GE Fixing Bug in Software After Warning About Power Grid Hacks (reuters.com)
General Electric said on Wednesday it is fixing a bug in software used to control the flow of electricity in a utility's power systems after researchers found that hackers could shut down parts of an electric grid. From a report: The vulnerability could enable attackers to gain remote control of GE protection relays, enabling them to "disconnect sectors of the power grid at will," according to an abstract posted late last week on the Black Hat security conference website. Protection relays are circuit breakers that utilities program to open and halt power transmission when dangerous conditions surface.
If air gaps are not possible, then at least change which port Telnet is running on.
I'll see your senator, and I'll raise you two judges.
That simply isn't ideal anymore. When a critical situation happens, say an earthquake, how long does it take to deploy a person to a breaker unit to manually change its state? They NEED to be networked in today's age to have the level of agility needed to handle a situation.
If your asset is attached to the network, literally billions of people could potentially attack it, from anywhere on the world. Not only that, but they can unleash automated attacks upon your asset from other Internet targets they've previously compromised.
If your asset is on its own network, or is non-networked, that cuts down on the number of possible attackers tremendously.

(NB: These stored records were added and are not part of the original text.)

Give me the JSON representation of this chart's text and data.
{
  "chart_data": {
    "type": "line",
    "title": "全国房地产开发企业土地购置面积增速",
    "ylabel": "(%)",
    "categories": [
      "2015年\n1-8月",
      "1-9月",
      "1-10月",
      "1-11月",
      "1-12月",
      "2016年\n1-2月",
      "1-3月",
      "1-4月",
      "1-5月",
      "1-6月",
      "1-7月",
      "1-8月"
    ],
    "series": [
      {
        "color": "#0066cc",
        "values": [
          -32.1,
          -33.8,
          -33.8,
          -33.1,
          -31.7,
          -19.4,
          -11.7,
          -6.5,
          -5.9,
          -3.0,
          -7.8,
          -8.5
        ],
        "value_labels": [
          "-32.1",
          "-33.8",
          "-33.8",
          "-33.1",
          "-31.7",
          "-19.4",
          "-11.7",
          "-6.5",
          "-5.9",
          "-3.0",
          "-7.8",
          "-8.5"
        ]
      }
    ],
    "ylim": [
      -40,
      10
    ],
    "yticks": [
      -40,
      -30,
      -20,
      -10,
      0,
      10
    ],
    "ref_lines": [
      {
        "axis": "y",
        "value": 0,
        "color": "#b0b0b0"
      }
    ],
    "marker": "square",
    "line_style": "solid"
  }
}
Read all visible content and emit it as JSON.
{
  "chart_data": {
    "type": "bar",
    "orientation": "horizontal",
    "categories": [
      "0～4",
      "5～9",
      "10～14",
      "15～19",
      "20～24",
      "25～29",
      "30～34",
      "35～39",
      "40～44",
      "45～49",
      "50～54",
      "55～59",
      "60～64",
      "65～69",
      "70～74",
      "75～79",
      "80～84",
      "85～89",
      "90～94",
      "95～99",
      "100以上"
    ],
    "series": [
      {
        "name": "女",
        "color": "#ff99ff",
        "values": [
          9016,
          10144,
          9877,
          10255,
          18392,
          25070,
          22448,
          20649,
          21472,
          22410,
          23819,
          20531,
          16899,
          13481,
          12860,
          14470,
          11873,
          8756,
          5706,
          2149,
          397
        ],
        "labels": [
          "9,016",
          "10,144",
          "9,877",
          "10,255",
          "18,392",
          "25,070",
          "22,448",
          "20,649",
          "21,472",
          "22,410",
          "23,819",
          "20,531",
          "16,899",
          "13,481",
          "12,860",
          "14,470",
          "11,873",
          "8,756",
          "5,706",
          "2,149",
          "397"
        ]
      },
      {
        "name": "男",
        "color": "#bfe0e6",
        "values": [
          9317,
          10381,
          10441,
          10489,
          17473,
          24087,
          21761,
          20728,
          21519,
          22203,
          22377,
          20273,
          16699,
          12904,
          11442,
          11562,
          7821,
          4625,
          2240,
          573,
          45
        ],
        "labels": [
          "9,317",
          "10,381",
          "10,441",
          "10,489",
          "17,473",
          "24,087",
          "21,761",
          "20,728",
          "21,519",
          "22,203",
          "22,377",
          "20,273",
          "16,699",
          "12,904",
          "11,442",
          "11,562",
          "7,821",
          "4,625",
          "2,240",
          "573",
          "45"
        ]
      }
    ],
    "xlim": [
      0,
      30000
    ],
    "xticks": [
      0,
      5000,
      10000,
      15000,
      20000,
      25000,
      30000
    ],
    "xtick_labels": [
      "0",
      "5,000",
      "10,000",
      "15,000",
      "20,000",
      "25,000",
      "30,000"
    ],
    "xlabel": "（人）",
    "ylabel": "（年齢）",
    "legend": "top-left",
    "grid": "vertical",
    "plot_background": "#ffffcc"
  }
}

So, critical infrastructure should NOT be on the Internet, or at least not without a correspondingly LARGE investment in security commensurate to the risk.
--PeterM
Sorry but horseshit. These companies in general know very little about security. Leave security to those people who specialise in it and put every installation behind a proper VPN before it gets a cable plugged in. And then put the crappy security provided by these protocols in anyway.
Not that it matters what these companies build, because the end user will screw it up anyway. I went into a substation at a power plant in Germany the other day. I've never visited this power plant before. The maintenance supervisor was trying to show off his new PLC and control cabinet but the computer was logged out. He tried to login as "Administrator" with a few different passwords without success. I reached over and typed "password" ... fail. "Password" ... fail. "passw0rd" and I was greeted with a lovely desktop and an auto starting HMI with write access and no user access control to the relays.
Siemens put a lot about security in their manual too. It doesn't mean shit if you end up with customers like that.